The Education Equation Podcast

AI Scholar Ethan Mollick on the Future of Learning with Jeremy Singer

Ethan Mollick predicted the homework apocaplyse. Now he's talking about what's next for AI and learning on the latest episode of The Education Equation podcast.

As College Board works with our members and partners to advance our mission in the age of AI, I sat down with Ethan Mollick of the Wharton School for a wide-ranging conversation on AI and education. Ethan has become one of the clearest voices on what AI means for how we learn and how we work—and a few of his insights have really stayed with me:

“This is the worst AI you’ll ever use.”

We’re in the earliest version of this technology, yet it's already reshaping how we work and learn around it. The capabilities are only going up from here—which makes this moment feel both exciting and a bit disorienting.

Writing is shifting from creation to judgment.

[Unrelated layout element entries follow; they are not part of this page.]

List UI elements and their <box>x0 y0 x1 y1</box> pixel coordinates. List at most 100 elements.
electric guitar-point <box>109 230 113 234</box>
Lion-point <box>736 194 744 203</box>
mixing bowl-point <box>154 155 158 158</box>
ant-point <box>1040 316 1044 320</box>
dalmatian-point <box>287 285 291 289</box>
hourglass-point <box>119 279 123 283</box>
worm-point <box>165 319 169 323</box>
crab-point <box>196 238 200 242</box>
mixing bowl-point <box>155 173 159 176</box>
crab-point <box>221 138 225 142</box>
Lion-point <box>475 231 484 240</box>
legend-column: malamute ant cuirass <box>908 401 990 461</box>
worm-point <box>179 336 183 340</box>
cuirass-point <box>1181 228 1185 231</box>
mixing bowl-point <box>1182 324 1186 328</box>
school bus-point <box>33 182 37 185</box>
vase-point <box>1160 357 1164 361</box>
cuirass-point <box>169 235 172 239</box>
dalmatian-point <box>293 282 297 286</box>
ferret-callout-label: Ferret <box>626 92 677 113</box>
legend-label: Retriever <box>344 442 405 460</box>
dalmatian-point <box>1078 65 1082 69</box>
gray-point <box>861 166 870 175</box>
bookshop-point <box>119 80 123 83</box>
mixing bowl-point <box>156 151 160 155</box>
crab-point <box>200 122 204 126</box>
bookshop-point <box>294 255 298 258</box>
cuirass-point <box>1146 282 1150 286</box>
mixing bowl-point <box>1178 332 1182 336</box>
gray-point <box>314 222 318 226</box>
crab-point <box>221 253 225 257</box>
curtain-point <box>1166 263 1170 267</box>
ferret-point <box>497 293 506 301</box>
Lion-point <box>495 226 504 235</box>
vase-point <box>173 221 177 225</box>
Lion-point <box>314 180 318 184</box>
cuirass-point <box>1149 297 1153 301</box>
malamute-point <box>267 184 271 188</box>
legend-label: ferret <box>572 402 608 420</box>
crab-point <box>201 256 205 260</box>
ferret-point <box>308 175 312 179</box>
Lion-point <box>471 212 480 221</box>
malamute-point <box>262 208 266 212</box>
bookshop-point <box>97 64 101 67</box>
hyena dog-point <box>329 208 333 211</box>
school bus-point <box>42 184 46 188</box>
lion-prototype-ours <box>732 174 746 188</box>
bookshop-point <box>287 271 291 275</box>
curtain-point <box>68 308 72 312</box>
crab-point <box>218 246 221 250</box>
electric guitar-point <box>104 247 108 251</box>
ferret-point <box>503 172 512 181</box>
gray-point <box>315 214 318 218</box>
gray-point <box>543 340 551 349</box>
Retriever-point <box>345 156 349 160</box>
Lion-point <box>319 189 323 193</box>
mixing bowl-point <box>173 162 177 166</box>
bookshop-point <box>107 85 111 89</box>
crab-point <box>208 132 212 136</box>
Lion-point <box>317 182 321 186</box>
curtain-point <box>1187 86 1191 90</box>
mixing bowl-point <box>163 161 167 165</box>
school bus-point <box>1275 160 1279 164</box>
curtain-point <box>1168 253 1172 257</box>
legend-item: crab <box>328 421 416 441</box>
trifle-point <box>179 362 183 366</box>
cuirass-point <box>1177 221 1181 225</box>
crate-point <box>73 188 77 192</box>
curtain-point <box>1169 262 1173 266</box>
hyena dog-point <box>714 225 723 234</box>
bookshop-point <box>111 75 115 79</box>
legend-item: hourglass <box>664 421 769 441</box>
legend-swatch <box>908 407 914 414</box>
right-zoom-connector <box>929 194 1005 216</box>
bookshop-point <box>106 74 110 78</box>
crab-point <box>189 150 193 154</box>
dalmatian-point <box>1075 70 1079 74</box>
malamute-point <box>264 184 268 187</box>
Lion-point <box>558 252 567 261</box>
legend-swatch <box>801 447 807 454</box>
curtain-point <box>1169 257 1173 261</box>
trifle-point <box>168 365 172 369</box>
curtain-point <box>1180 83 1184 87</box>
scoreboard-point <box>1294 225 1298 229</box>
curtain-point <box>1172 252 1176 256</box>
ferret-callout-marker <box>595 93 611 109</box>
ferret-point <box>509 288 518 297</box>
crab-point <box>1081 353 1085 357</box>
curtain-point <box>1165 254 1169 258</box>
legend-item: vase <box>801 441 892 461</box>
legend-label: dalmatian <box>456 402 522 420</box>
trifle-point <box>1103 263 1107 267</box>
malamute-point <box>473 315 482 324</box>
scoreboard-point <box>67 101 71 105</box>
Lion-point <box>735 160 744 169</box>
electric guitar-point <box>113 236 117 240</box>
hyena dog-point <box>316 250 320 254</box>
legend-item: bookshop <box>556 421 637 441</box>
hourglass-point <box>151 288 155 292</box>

If AI can produce a decent draft instantly, the real skill becomes knowing what’s good, what’s flawed, and what’s missing. That’s a muscle we don’t explicitly build—but increasingly need to.

AI as a leveler…or a kingmaker.

Used well, AI can help more people produce high-quality work, faster—lowering barriers and widening access. But it can also amplify the gap between those who know how to direct it and those who don’t. Same tool, different outcomes.

The new risk: Cognitive offloading.

Beyond concerns about “cheating,” we should be asking what happens when we outsource too much thinking. The challenge isn’t access to answers—it’s maintaining the habits that lead to understanding.

It feels like we’re still underestimating how much this changes the definition of “doing the work.”